DeepSeek AI breakthrough sparks national security concerns for US

China's DeepSeek on national security radar after it disrupts US AI dominance plans

Chinas DeepSeek on national security radar after it disrupts US AI dominance plans
China's DeepSeek on national security radar after it disrupts US AI dominance plans

The White House is considering implementing national security on the Chinese DeepSeek AI after its breakthrough in the US.

According to BBC, White House press secretary Karoline Leavitt announced that the US is looking into whether the new artificial intelligence technology by the Chinese company DeepSeek is a threat to national security after the American navy banned its members from using the chatbot due to "potential security and ethical concerns associated with the model's origin and usage."
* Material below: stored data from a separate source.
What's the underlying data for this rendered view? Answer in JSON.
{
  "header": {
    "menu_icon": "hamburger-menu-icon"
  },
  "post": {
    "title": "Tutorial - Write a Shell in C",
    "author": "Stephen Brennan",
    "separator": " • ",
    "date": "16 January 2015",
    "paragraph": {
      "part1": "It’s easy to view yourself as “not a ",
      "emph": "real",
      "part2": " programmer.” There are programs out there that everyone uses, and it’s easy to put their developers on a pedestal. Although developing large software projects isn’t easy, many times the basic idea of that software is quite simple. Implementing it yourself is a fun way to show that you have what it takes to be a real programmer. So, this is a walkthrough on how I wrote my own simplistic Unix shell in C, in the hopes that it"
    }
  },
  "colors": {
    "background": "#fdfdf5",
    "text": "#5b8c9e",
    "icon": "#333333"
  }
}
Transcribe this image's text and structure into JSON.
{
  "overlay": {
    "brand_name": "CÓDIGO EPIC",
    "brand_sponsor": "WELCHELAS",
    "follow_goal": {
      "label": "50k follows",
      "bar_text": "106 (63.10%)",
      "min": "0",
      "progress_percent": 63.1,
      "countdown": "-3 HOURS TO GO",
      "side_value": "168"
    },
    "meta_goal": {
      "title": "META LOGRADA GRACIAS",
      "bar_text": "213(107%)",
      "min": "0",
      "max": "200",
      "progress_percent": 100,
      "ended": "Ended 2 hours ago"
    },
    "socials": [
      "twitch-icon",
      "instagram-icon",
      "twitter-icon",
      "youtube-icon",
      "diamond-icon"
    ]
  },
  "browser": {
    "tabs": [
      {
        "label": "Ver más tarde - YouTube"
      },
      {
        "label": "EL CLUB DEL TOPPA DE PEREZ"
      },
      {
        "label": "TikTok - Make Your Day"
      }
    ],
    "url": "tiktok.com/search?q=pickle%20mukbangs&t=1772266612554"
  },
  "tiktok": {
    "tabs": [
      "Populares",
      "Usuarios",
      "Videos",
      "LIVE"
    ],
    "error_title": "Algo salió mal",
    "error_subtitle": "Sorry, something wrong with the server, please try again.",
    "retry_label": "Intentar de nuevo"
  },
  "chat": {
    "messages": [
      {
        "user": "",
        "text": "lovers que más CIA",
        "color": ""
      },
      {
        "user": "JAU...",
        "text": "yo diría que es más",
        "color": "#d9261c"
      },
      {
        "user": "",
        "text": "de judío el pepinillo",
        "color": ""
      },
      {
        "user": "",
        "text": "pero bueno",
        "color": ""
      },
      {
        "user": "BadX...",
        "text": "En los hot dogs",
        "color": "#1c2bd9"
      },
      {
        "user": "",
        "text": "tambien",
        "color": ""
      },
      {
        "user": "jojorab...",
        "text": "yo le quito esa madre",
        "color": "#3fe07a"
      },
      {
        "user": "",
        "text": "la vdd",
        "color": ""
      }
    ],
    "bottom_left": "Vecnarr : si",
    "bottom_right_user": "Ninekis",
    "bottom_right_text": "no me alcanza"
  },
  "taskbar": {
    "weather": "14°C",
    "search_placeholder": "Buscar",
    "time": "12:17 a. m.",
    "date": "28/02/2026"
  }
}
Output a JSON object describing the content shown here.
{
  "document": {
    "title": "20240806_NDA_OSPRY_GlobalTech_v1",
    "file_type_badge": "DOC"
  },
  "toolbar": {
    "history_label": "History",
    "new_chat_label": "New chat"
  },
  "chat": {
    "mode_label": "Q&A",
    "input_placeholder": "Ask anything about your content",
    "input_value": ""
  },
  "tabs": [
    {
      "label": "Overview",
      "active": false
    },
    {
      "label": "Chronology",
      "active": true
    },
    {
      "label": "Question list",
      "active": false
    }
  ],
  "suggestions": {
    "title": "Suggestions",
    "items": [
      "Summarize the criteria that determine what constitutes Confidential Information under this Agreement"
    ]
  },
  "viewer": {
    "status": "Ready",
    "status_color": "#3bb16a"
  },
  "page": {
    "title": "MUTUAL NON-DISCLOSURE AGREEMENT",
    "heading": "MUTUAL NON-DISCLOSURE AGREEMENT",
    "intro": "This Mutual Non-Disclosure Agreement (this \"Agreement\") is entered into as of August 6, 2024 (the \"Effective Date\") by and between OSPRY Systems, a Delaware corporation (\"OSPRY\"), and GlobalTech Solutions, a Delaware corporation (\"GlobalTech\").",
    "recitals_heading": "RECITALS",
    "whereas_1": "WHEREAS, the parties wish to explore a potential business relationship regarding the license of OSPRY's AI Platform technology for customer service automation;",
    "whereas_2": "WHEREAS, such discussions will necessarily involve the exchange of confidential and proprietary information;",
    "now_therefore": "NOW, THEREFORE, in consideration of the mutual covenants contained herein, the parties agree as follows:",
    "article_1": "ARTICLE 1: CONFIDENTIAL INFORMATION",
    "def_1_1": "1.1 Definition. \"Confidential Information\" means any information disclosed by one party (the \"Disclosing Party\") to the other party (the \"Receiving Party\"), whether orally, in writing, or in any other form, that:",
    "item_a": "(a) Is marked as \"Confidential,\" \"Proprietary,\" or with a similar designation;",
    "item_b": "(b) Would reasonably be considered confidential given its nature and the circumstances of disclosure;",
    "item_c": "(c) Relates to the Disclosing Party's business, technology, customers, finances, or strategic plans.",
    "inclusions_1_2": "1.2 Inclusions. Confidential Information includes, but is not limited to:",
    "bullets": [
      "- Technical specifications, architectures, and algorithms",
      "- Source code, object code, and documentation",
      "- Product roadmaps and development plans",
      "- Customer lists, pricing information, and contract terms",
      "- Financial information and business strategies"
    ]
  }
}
Leavitt, who also restated US President Donald Trump's remarks that DeepSeek should be a wake-up call for the US tech industry, said, “I spoke with (the National Security Council) this morning, they are looking into what (the national security implications) may be.”

Moreover, the new affordable and powerful AI technology DeepSeek has raised concerns for the American AI industry, as its breakthrough after the launch earlier this week caused a record drop in US tech company stocks, shattering dominance plans.

The US also claimed that the Chinese firm has used ChatGPT parent company OpenAI models to get better.

The recently appointed "White House AI and crypto czar," David Sacks, told Fox News, “There's substantial evidence that what DeepSeek did here is they distilled the knowledge out of OpenAI's models. I think one of the things you're going to see over the next few months is our leading AI companies taking steps to try and prevent distillation... That would definitely slow down some of these copycat models.”

OpenAI also claimed that Chinese and other companies are "constantly trying to distil the models of leading US AI companies.”

Meanwhile, DeepSeek on Monday, January 28, 2025, temporarily limited registrations because of "large-scale malicious attacks" on its software.